Assumes negatives are not prime
"""

class PrimeOracle:
    # Takes a starting maximum to sieve to
    def __init__(self, startmax = 2000):
        # self.isprime[n] = True if 2n+1 is prime
        self.isprime = [True for n in xrange(0,startmax//2 + 1)]
        self.isprime[0] = False
        # run the sieve
        for val in xrange(3, startmax + 1, 2):
            if(self.isprime[val // 2]):
                for mul in xrange(val*val, startmax + 1, 2*val):
                    self.isprime[mul // 2] = False

    # is n prime?
    def __getitem__(self, n):
        if n == 2:
            return True
        if n<2 or n % 2 == 0:
            return False
        nidx = n//2
        while(nidx >= len(self.isprime)):
            # extend the sieve
            # currently, we know the primality of 2*(len-1)+1=2*len-1
            # we can extend that to its square, 4*len^2 - 4len + 1
            # which would be index (4*len^2-4*len+1) // 2 = 4len(len-1)+1 // 2
            # so the new length should be one more than this
            # we already have length len, so we need to add (prev line) - len
            curlen = len(self.isprime)
            newlen = (4*curlen*(curlen-1) + 1) // 2
            self.isprime += [True for n in xrange(0, newlen+1-curlen)]
            maxknown = 2*curlen - 1
            maxtoknow = 2*newlen - 1
            for idx in xrange(1, curlen):
                if(self.isprime[idx]):
                    val = 2*idx + 1
                    # start crossing off multiples larger than maxknown
                    sfact = 1 + (maxknown // val)
                    if(sfact % 2 == 0):
                        sfact += 1 # otherwise our indexing is wrong
                    startfact = max(val, sfact)
                    for mul in xrange(startfact * val, maxtoknow + 1, 2*val):
                        self.isprime[mul // 2] = False
        return self.isprime[nidx]

    # the largest index we know about
    def __len__(self):
        return 2*len(self.isprime) - 1

    def __str__(self):
        return "\n".join(["%d: %s" % (2*n+1, self.isprime[n])
                          for n in xrange(0,len(self.isprime))])

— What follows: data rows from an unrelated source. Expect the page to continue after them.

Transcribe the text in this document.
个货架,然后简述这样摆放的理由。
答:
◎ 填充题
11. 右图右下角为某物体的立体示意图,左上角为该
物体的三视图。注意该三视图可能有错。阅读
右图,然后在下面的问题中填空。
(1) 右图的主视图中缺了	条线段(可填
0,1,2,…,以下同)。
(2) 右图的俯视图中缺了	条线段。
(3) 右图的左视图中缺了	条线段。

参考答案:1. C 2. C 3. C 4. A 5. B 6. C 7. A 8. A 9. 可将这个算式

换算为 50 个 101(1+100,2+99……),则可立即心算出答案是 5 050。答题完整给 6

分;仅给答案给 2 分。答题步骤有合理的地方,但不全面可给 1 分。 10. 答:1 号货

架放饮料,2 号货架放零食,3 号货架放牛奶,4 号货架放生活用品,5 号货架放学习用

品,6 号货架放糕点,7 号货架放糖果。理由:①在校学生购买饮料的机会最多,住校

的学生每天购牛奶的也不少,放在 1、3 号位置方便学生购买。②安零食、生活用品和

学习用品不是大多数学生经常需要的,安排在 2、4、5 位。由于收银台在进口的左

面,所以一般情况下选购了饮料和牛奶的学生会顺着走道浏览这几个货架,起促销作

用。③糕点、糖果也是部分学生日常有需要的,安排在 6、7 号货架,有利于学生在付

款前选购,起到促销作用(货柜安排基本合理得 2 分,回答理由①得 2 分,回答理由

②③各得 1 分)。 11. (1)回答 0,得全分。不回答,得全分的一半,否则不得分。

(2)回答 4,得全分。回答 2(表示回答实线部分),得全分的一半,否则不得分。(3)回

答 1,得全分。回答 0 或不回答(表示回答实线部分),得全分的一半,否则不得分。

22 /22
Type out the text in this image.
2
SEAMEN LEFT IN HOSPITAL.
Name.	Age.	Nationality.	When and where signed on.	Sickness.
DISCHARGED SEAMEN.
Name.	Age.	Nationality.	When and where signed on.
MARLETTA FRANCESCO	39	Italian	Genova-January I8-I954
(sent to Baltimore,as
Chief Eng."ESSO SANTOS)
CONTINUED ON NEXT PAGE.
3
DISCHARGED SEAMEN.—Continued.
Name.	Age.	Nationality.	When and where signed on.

It’s basically just the usual sieve, and then it extends itself whenever necessary.

There’s room for improvement. We could remember the highest value we’ve sieved to, and then take our array and just tease out the primes from it. Then we only store the list of primes. When we go to extend, we make a new array to hold whatever the new values would be, sieve appropriately, and then just append to our list of primes. Here’s my modified __getitem__ method:

def __getitem__(self, n):
    if n == 2:
        return True
    if n<2 or n % 2 == 0:
        return False
    while(n > self.sievedto):
        # we have sieved to sst = self.sievedto (assume odd)
        # we could sieve to sst^2 (will also be odd)
        # that'd be [sst+1 .. sst^2]
        # but really we might as well do [sst+2 .. sst^2]
        # sst=2s+1 => [2s+3 .. 4s^2+4s+1] //2 is [s+1 .. 2s(s+1)]
        # which has length 2s^2+s
        # and index i corresponds to 2(s+1+i)+1
        # so that an odd integer m is at m//2 - (s+1)
        s = self.sievedto // 2
        newsst = self.sievedto * self.sievedto
        isprime = [True for idx in xrange(0,2*s*s+s+1)]
        for pr in self.primes.keys():
            sfact = 1 + (self.sievedto // pr)
            if(sfact % 2 == 0):
                sfact += 1
            for mul in xrange(max(pr, sfact) * pr, newsst + 1, 2 * pr):
                isprime[mul//2 - (s+1)] = False
        for m in [2*(s+1+i)+1 for i in xrange(0,2*s*s+s+1) if isprime[i]]:
            self.primes[m] = True
        self.sievedto = newsst
    return self.primes.has_key(n)

My first guess was that the second version would be better, because it would be storing less. However, it seems to be a little slower. I guess filtering out the primes at each extension has its cost. Or my implementation could use some tweaking? I wish I knew a good way to compare the size requirements of these scripts, in addition to how long they take to run.

By the way, I would be a little shocked to find that I’m not off by one somewhere (many somewheres) in the above code. Little tests seem to work out. But use are your own peril.